Thomas was born of a moderately well to do family whose parents were Landulf d’Aquino and his wife, Theodora. Landulf’s brother, Sinibald, was the abbot of the Benedictine monastery at Monte Cassino. According to tradition, the younger son of a southern Italian noble family would dedicate himself to the clergy while the older brothers would join the military. To ready him for his career, the parents sent Thomas to a school attached to the monastery.where he excelled in his studies. By the time he was fourteen, the Emperor Ferdinand had established a school in Naples where Thomas went next. Here he learned about Aristotle and Greek philosophy. At that time, the intellectually-inclined Dominicans were just being established and he met men who influenced his thinking. At the age of 19, Thomas went through a ceremony to become a novice of the order.

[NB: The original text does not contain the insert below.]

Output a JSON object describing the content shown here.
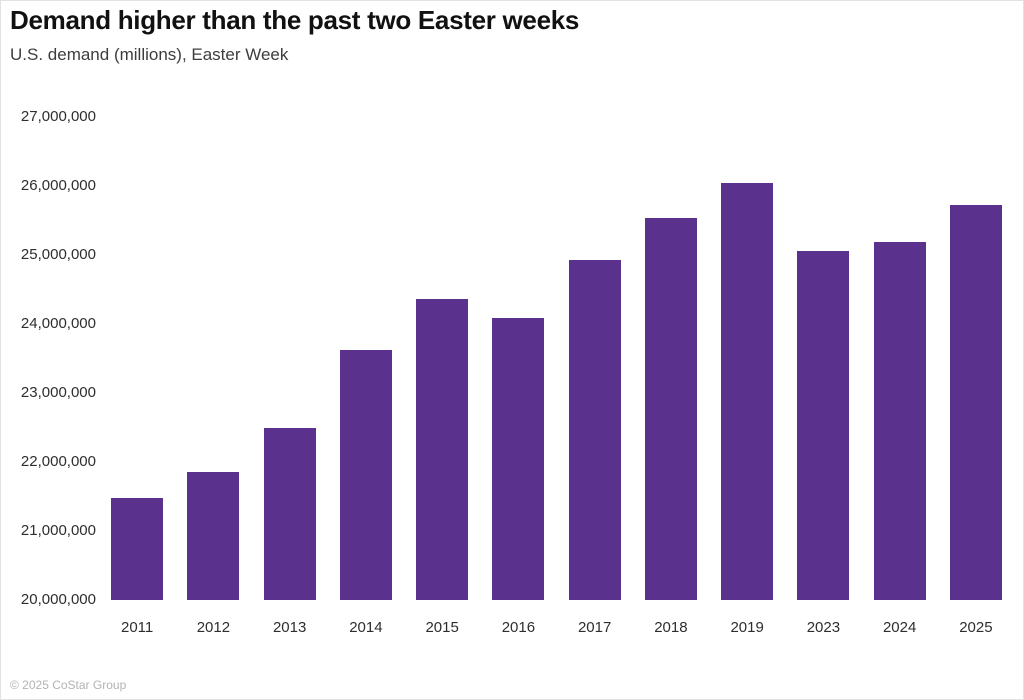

His mother, Theodora, was not pleased with his independent action. The Dominicans realized this and decided to get him to Paris. However, the family had horsemen who overcame the little troupe walking to Rome and kidnapped Thomas. He was brought back to the family castle at Roccasecca where he was kept locked for over a year. During that time, he was allowed books and visits from his sisters. So, he taught them philosophy and reason. After a while they chose to take their brother’s side in the dispute. Eventually, Theodora realized she could not contain her son forever, so she allowed him to “escape” at night to save the family name.
He joined his fellow Dominicans and made his way to Paris where he studied, becoming a disciple of Albertus Magnus, a great Dominican professor, even following him to the University of Cologne, where he became an apprentice professor. There he wrote several commentaries on Old Testament books. In 1252, Thomas returned to Paris to work on his Master’s degree. In addition to all his writings required for his degree, he worked as an apprentice professor teaching the Bible and writing his work “On Essence and Being” as well as a detailed commentary on Peter Lombard’s Sentences.
In 1256, he was appointed regent master at the university and wrote numerous works which would form the basis of thought for his Summa. In 1259, he left the university to give other Dominicans a chance to get similar training. He moved to Naples where he became the general preacher of the province, formally in 1260. Within a year he was moved to Orvieto to become the conventual lector. While there, he completed his Summa Contra Gentiles and several other written works. And when the pope asked him to write music and liturgical works for a feast day, he did that, too.
When Pope jClement IV was elected, Thomas was called to become the papal theologian. At the same time he was named lector for new friars at the school at Santa Sabina. He wrote his Summa Theologica for this population of students.
In 1268, Thomas was called back to Paris to do three more years of professorship. It was much more difficult for him this time. The Franciscans were not pleased with his referenced to the Greeks and continually disputed with him. After three long years, Thomas left Paris to open schools where ever he please.
Within a little over a year, on December 6, 1273, Thomas was seen to meditate and levitate. He was never the same after that. He could not or would nto write any longer and he would not explain himself, not even write that this ever occurred. However, the pope asked him to come to preach at the Council of Lyons in the spring of 1274. An accident, causing some brain damage, occurred on the way. Although he seemed to rally, he died in a Cistercian abbey while delivering a talk on the Song of Songs, March 7, 1274.
Saint Thomas, patron of theologians, we pray for more vocations!
“I am receiving thee, Prince of my soul’s redemption: all my studies, my vigils and my labours have been for love of thee.”